Qué quieren que les diga. A mí eso de la Jornada Mundial de la Juventud en Madrid me recuerda a una excursión con las monjas del colegio, pero a lo bestia. De aquellas en las que todas las niñas de la clase, incluida la pitagorina, torturábamos al chófer del autobús entonando Para ser conductor de primera, acelera, acelera. ¿Pero qué tipo de cántico suicida era ese? ¿En qué parte del catecismo venía que daba puntos hacer el kamikaze? Por si fuera poco con azuzar al pobre hombre para que se estampara en una curva con cuarenta escolares, le minábamos la moral gritando El señor conductor no se ríe, no se ríe, no se ríe. Seguro que ese acoso hoy día está penado por ley. Inexplicablemente -entonces no existía eso del síndrome del chófer quemado– llegábamos sanas y salvas al Santuario de Nuestra Señora de Estibaliz, de donde las más pelotas se llevaban como recuerdo una postalita y lo más de lo más, una molona virgencita fluorescente que brillaba en la oscuridad.

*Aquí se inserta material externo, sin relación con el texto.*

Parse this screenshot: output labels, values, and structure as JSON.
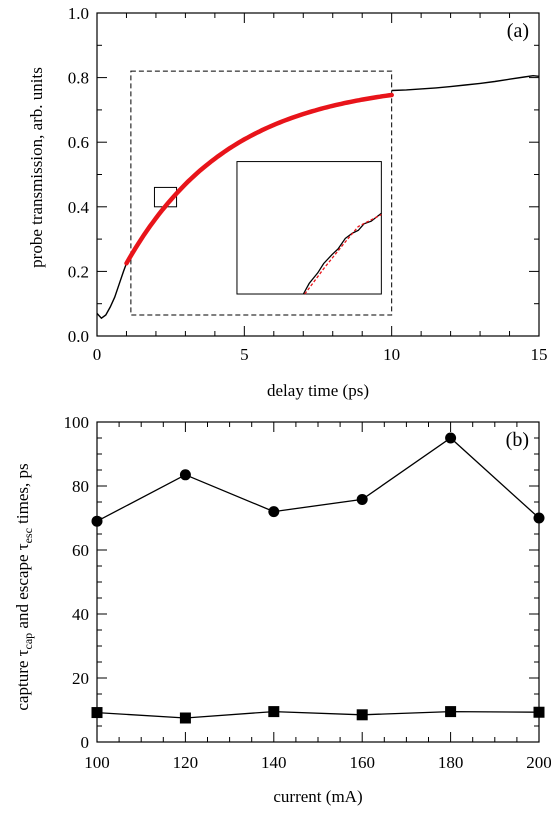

Aquello me debió de dejar marcada, pero para mal, porque todo lo que leo estos días sobre el macrofiestón católico me da yuyu. Que si una capsulita con sangre de Juan Pablo II, que si un joven mexicano pirado… Hasta el papamóvil -es retorcido, lo sé- se me antoja un terrario. Benedicto XVI espera que el evento sirva para evangelizar a las nuevas generaciones, pero mi hija al único papa al que profesa devoción es a Papá Pitufo. Y mientras, en el cielo, Gérard Depardieu meando.